Шрифт:
Интервал:
Закладка:
Тридцать первого октября состоялось большое собрание в Союзе писателей. Боря на него не поехал. Хотя он поступил так, как от него требовали (отказался от Нобелевской премии), его исключили из Союза[105]. Он принял это известие очень мужественно. Утешая меня, он сказал, что давно не считает себя членом этой прекрасной организации. В этот же день он написал письмо Хрущеву, напечатанное второго ноября. Это письмо было вызвано словами Семичастного на пленуме ЦК комсомола о том, что правительство не чинило бы препятствий к его выезду за границу. Пастернак в этом письме писал: «Выезд за пределы моей Родины для меня равносилен смерти, и поэтому я прошу не принимать по отношению ко мне этой крайней меры».
Несмотря на это письмо, газеты продолжали публиковать требования некоторых товарищей о высылке Пастернака за границу. Пятого ноября 1958 года Пастернак написал письмо в редакцию газеты «Правда»[106]. После последнего письма кампания против него стала постепенно сходить на нет. Еще в разговоре с Поликарповым в ЦК ему удалось отстоять свободу переписки с Западом.
Ходили слухи о послании шведского короля Хрущеву, в котором он просил сохранить жизнь Пастернака и оставить ему его «поместье». Нас всех удивила наивность короля – дача была государственная, и ее могли отобрать каждую минуту. Не знаю, почему нас не выселили из дачи.

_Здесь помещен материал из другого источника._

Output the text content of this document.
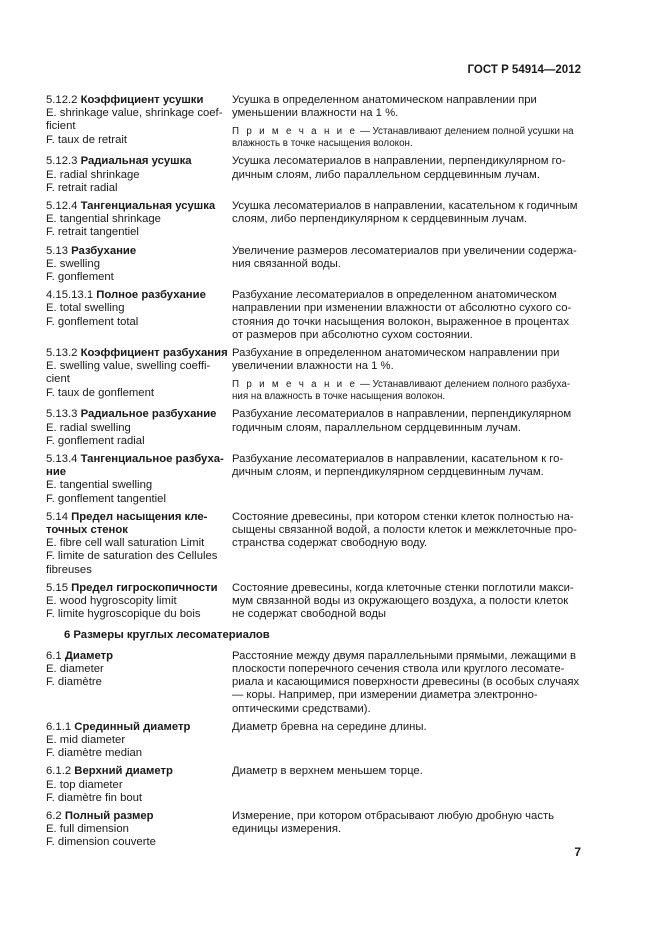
ГОСТ Р 54914—2012
5.12.2 Коэффициент усушки
E. shrinkage value, shrinkage coef-
ficient
F. taux de retrait
Усушка в определенном анатомическом направлении при
уменьшении влажности на 1 %.
П р и м е ч а н и е — Устанавливают делением полной усушки на
влажность в точке насыщения волокон.
5.12.3 Радиальная усушка
E. radial shrinkage
F. retrait radial
Усушка лесоматериалов в направлении, перпендикулярном го-
дичным слоям, либо параллельном сердцевинным лучам.
5.12.4 Тангенциальная усушка
E. tangential shrinkage
F. retrait tangentiel
Усушка лесоматериалов в направлении, касательном к годичным
слоям, либо перпендикулярном к сердцевинным лучам.
5.13 Разбухание
E. swelling
F. gonflement
Увеличение размеров лесоматериалов при увеличении содержа-
ния связанной воды.
4.15.13.1 Полное разбухание
E. total swelling
F. gonflement total
Разбухание лесоматериалов в определенном анатомическом
направлении при изменении влажности от абсолютно сухого со-
стояния до точки насыщения волокон, выраженное в процентах
от размеров при абсолютно сухом состоянии.
5.13.2 Коэффициент разбухания
E. swelling value, swelling coeffi-
cient
F. taux de gonflement
Разбухание в определенном анатомическом направлении при
увеличении влажности на 1 %.
П р и м е ч а н и е — Устанавливают делением полного разбуха-
ния на влажность в точке насыщения волокон.
5.13.3 Радиальное разбухание
E. radial swelling
F. gonflement radial
Разбухание лесоматериалов в направлении, перпендикулярном
годичным слоям, параллельном сердцевинным лучам.
5.13.4 Тангенциальное разбуха-
ние
E. tangential swelling
F. gonflement tangentiel
Разбухание лесоматериалов в направлении, касательном к го-
дичным слоям, и перпендикулярном сердцевинным лучам.
5.14 Предел насыщения кле-
точных стенок
E. fibre cell wall saturation Limit
F. limite de saturation des Cellules
fibreuses
Состояние древесины, при котором стенки клеток полностью на-
сыщены связанной водой, а полости клеток и межклеточные про-
странства содержат свободную воду.
5.15 Предел гигроскопичности
E. wood hygroscopity limit
F. limite hygroscopique du bois
Состояние древесины, когда клеточные стенки поглотили макси-
мум связанной воды из окружающего воздуха, а полости клеток
не содержат свободной воды
6 Размеры круглых лесоматериалов
6.1 Диаметр
E. diameter
F. diamètre
Расстояние между двумя параллельными прямыми, лежащими в
плоскости поперечного сечения ствола или круглого лесомате-
риала и касающимися поверхности древесины (в особых случаях
— коры. Например, при измерении диаметра электронно-
оптическими средствами).
6.1.1 Срединный диаметр
E. mid diameter
F. diamètre median
Диаметр бревна на середине длины.
6.1.2 Верхний диаметр
E. top diameter
F. diamètre fin bout
Диаметр в верхнем меньшем торце.
6.2 Полный размер
E. full dimension
F. dimension couverte
Измерение, при котором отбрасывают любую дробную часть
единицы измерения.
7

Мы продолжали спокойно жить в Переделкине. Боре даже давали переводы[107]. Он переводил Тагора, Незвала, Церетели и других. Много времени отнимала переписка. Приходило иногда по пятьдесят писем в день. Он знал три языка – английский, французский и немецкий, но не так блестяще, чтобы не работать над каждым ответным письмом без словаря. Я слышала его шаги в кабинете иногда до двух-трех часов ночи. Мне казалось, что он так мало спит из-за этой переписки.
По моему настоянию после трехнедельного существования у нас врач уехала.
В том же пятьдесят восьмом году приехал к нам английский корреспондент Браун[108], и я видела, как Боря передал ему стихотворение «Нобелевская премия» и просил вручить его сестрам, жившим в Англии. Но вместо этого он воспользовался этим стихотворением, напечатав его в газете с комментарием[109]. Не прошло и недели, как нам прислали вырезку из английской газеты и с возмутительнейшими комментариями к нему. Я отлично знала, когда было написано это стихотворение и по какому поводу, и была крайне рассержена их комментариями. В этом стихотворении была строка: «Я пропал, как зверь в загоне». Она комментировалась так: вся Россия, мол, загон, а Запад – воля и свет. На самом же деле строка эта была вызвана вот чем: в разгар событий, связанных с присуждением Нобелевской премии, вокруг нашей дачи стояло много машин, как говорили, для охраны его жизни. Он очень любил выходить за калитку и гулять по полю, а в те дни я его не пускала, выставив ультимативное требование ограничить его прогулки нашим участком. Впрочем, я не верила в возможность каких-либо покушений на его жизнь. Он пользовался большим уважением со стороны рабочих. Однако я боялась случайных пьяных, которые могли бы его оскорбить. «Воля, люди, свет» – ни в коем случае не означали Запад, а лишь то, что окружающие писатели чувствовали себя свободно и ходили где хотели. Особенно вызвали мое негодование комментарии к последней строчке стихотворения: «Но и так, почти у гроба, знаю я, придет пора, силу подлости и злобы одолеет дух добра». Все тридцать лет во время нападок критиков и неправильных толкований его стихов он всегда говорил: все это временно, и в конце концов люди станут добрее и лучше. В английских комментариях было сказано по-другому – будто он ждет переворота и смены власти. У меня потемнело в глазах от страшного возмущения, и я сказала ему: «Нужно прекратить принимать эту шваль, и впредь они перешагнут порог дома только через мой труп». Он тут же вывесил объявление на дверях входного крыльца: он никого не принимает, будучи очень занят работой. Объявления были написаны на трех языках. Кроме того, он дал распоряжение нашей работнице отказывать всем иностранцам. С тех пор они перестали у нас бывать.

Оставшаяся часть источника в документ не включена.